Keeping
Watch Over the K-12 Industry
Moonlight Tech is keeping watch over
K-12 education industry throughout the United States from the
perspective of how state and federal legislations directly affect those
vendors which service the technology side of education.
Software and hardware vendors.
If you are interested in having MT
look over your state, send an email to
askmt@moonlight-technologies.com.
Let us know if there is specific legislation recently passed or coming
up and how you think it might impact your state's education system.
We'll look it
over and let you see how it looks under the moonlight.
With
the advent of NCLB
(No Child Left Behind for those of you who might have been off planet
for the past 5 years),
state education commissioners have been scrambling to comply to keep
all that federal money coming in (just kidding, there isn't that much
of it coming in.)
Parents are demanding better education for
their
children and more accessibility to their records. Yet these same
parents are not nearly as willing to spend a day in school as parents
were 40 years ago. They expect the school to teach their child
discipline and ethics, yet sue the school district when a
teacher applies even the most reasonable discipline
standards.
Teachers want more money and security in the classroom and
administrators don't want to get sued.
All this together means more data
collection and statistical reporting that really has very little to
do with actually teaching a child to read. What they are doing now is proving
they taught the child to read and basing how a teacher gets paid on how
well the
child reads. This means
accountability
for all
concerned.
Have I mentioned the students
yet? These kids are coming up totally technology
saavy. Today's worst student could be tomorrow's best hacker.

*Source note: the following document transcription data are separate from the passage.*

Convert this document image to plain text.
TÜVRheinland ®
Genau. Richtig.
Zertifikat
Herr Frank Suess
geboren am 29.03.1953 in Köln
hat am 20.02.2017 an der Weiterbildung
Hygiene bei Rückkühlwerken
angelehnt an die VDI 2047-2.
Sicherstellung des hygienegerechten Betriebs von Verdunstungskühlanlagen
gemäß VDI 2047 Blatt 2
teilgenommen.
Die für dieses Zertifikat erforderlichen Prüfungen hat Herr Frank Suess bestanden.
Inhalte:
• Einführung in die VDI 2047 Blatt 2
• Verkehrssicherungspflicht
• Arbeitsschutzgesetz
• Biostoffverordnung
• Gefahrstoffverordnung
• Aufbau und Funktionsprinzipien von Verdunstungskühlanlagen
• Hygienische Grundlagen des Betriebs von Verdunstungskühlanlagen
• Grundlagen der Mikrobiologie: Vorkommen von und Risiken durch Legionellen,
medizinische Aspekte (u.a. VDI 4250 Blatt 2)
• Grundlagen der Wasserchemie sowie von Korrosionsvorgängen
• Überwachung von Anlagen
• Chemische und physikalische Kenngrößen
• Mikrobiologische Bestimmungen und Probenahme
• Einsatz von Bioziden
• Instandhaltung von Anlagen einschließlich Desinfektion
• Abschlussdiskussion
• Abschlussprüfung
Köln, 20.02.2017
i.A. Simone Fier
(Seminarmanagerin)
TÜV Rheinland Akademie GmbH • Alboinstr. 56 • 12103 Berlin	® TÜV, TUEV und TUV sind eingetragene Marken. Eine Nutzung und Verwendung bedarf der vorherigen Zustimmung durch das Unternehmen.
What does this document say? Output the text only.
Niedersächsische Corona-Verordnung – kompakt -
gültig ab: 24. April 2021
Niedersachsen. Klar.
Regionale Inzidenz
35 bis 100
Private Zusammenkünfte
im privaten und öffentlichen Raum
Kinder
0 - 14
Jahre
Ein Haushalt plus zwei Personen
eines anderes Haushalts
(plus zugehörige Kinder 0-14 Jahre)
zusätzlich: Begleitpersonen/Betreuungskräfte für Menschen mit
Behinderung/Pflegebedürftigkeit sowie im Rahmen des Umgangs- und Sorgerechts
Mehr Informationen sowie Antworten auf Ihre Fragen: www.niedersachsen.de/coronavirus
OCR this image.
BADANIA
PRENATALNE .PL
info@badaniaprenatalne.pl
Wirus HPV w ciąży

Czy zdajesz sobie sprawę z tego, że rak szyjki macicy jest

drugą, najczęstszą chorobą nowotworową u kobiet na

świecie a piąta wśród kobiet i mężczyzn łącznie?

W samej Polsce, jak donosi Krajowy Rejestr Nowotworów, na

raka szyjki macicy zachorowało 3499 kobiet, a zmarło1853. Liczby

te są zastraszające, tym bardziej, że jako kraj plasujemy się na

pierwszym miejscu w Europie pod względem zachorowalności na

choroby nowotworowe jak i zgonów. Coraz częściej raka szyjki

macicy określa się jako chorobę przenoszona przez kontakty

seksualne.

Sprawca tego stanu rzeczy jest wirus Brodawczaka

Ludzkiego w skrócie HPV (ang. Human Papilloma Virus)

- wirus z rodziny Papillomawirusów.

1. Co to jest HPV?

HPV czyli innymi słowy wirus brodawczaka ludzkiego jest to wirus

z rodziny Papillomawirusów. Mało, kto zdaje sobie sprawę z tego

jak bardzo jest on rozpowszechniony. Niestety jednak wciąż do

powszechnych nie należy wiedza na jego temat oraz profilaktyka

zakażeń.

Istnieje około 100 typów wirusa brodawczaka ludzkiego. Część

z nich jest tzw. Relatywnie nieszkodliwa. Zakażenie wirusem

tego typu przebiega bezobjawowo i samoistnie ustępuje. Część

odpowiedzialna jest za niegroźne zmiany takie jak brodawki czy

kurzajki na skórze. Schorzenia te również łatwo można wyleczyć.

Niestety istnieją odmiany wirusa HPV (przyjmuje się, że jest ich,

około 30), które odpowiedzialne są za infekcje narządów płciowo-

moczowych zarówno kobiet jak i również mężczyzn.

Students need access to e-boards, homework assignment, teacher
availability, but schools must keep student records secure. This
can and will be a daunting task.
What
about
state-wide mandated software systems, like financial and student
accounting applications? So far, I
have a negative opinion of state mandated software of any sort when
it comes to initial data collection. In Texas we have "independent
school districts" (ISDs). Where is the independent if the state
mandates such things as software applications to be used? Seems
to me like they
are playing to the least common denominator. That is, nobody
gets exactly what they want, they get what the state tells them they
need. So, unless the software is designed to be a
full fledged solution that will be usable by the smallest districts
with very little staff up to Houston and Dallas ISD, they will either
not use it at all, or begin adding little stand alone
modules to make up the difference. To me that is a step
backwards from using a fully integrated software solution that it
selected by the district based on its own particular needs. Let
each
district use the tool
they are most comfortable with and is most suited to the skills of
their local staff.
On
the flip side, I have great respect for the state-mandated reporting
systems
such as PEIMS (Texas), CSIS (California), EMIS (Ohio), etc.
These provide
the states with all the information they need. School districts run
the software they want and report to the state detailed information
in a state-mandated format. This is successful and provides a wealth
of information to educators at every level. Even the state-mandated
programs surprise me though. Texas introduced PEIMS in 1987/88 school
year. Other states are coming out with state reporting
requirements every year. They are NOT using SIF, they are NOT
mimicking other state requirements. They just go off and do
something completely different from everyone else. Isn't this what SIF was created in the first place?